Vom agnostischen Juden... Hinter dieser gelassenen Fassade
verbirgt sich eine unergründliche Unruhe. In einer armen Familie
aufgewachsen – sein Vater war ein kleiner Schneider in Pest – ist er
ein agnostischer Jude. Er ist fünfzehn, als 1919 die Republik von Bela
Kun geleitet, die Macht in Ungarn an sich nimmt. Sein Alter hindert ihn
nicht daran, mit Begeisterung an dieser revolutionären Bewegung
teilzunehmen und vielen politischen und kulturellen Treffen
beizuwohnen. Aber diese Regierung, von der Sovietunion beeinflusst,
sollte bald verschwinden, um Platz für Horthys Diktatur zu lassen, was
Joseph skeptisch und verwirrt macht. Der Aufstieg der Nazis in
Deutschland und der Antisemitismus in Ungarn der dreissiger Jahre
lassen ihn das schlimmste fürchten.
Joseph Kreutzer hat erst in der Kunstakademie in Budapest, dann in München studiert und hat dort seiner Cousine Hanna wieder begegnet.
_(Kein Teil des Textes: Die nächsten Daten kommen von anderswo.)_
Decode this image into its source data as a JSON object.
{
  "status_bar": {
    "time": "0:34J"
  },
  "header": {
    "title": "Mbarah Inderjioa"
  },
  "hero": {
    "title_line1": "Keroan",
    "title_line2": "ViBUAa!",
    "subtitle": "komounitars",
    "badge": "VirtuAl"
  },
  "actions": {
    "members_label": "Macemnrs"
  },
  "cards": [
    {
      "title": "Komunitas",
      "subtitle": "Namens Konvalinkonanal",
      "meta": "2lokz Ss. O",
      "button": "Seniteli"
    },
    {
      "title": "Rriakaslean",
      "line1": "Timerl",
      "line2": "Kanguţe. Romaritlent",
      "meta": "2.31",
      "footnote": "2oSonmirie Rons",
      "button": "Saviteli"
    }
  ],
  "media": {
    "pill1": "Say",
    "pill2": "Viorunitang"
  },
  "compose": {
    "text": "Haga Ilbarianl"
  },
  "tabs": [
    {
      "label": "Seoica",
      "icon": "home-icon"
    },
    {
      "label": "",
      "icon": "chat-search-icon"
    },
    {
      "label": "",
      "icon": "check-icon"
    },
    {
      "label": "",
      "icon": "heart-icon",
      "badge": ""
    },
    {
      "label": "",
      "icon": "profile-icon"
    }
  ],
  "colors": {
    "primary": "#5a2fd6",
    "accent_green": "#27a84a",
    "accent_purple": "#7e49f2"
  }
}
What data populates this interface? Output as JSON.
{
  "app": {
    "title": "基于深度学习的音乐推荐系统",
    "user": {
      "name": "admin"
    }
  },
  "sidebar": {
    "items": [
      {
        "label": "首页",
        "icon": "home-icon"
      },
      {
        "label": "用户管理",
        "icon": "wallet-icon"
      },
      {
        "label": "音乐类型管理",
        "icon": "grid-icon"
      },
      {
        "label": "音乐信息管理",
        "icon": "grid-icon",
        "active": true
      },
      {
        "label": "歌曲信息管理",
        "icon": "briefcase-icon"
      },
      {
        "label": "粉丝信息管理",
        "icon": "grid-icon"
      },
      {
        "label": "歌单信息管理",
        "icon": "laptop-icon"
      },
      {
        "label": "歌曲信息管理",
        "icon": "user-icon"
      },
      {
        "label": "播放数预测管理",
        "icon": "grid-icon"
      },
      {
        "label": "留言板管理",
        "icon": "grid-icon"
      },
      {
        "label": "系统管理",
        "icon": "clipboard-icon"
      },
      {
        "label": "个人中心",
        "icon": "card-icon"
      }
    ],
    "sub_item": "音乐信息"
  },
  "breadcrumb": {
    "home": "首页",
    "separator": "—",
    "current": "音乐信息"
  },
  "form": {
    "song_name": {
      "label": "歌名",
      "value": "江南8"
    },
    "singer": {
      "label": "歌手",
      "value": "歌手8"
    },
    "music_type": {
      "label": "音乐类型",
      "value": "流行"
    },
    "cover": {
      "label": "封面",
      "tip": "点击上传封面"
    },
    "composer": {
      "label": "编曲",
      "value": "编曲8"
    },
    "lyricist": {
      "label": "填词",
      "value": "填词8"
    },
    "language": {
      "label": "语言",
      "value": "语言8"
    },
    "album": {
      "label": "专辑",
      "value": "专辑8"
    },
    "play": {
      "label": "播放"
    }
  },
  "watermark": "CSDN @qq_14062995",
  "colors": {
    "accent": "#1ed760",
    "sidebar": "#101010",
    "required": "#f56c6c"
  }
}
Die zwei jungen Leute gefallen einander und heiraten trotz ihrer Blutsverwandschaft. Nach ihrem Studium ziehen sie in ein wunderschönes Atelier über der Donau nach Budapest. Sie schlagen alle möglichen Dienste im Rahmen der bildenden Künste vor, die von Reklameplakaten, Bühnenbilder, Näharbeiten bis zu Möbeldesign gehen. Hanna entwirft und Joseph leitet die Werkstätten. Hanna arbeitet auch als Lehrer. Nachsichtig beobachtet er die Initiative seiner Frau mit Gitta Mallasz und Lili Strausz, wohnt aber gerne ihren Gesprächen bei, wenn es um grosse philosphische Fragen geht und mischt sich sogar manchmal ein. ...zum Gesandten des Himmels Als die Himmelsboten in Budaliget
erscheinen, handelt es sich für ihn um eine Frauengeschichte, aus der
er sich raushält. Danach ändert er seine Ansicht: drei Monate später
trifft er die Entscheidung, auch bei den Treffen teilzunehmen. Er hat
verstanden, dass es sich hier um eine „richtige Nahrung“ handelt. Aber
natürlich schweigt er. Der Engel spricht ihn an:Was dir Schleier war, war Mauer beim „Sohne“ -
die alte Mauer, die der Mensch zwischen sich und seinem Schöpfer errichtet hat. (AE S. 66) Damit erinnert er ihn an seine
materialistische Vergangenheit und an seine Berufung zum Erbauer. Viele
ihrer Gespräche werden sich darum drehen.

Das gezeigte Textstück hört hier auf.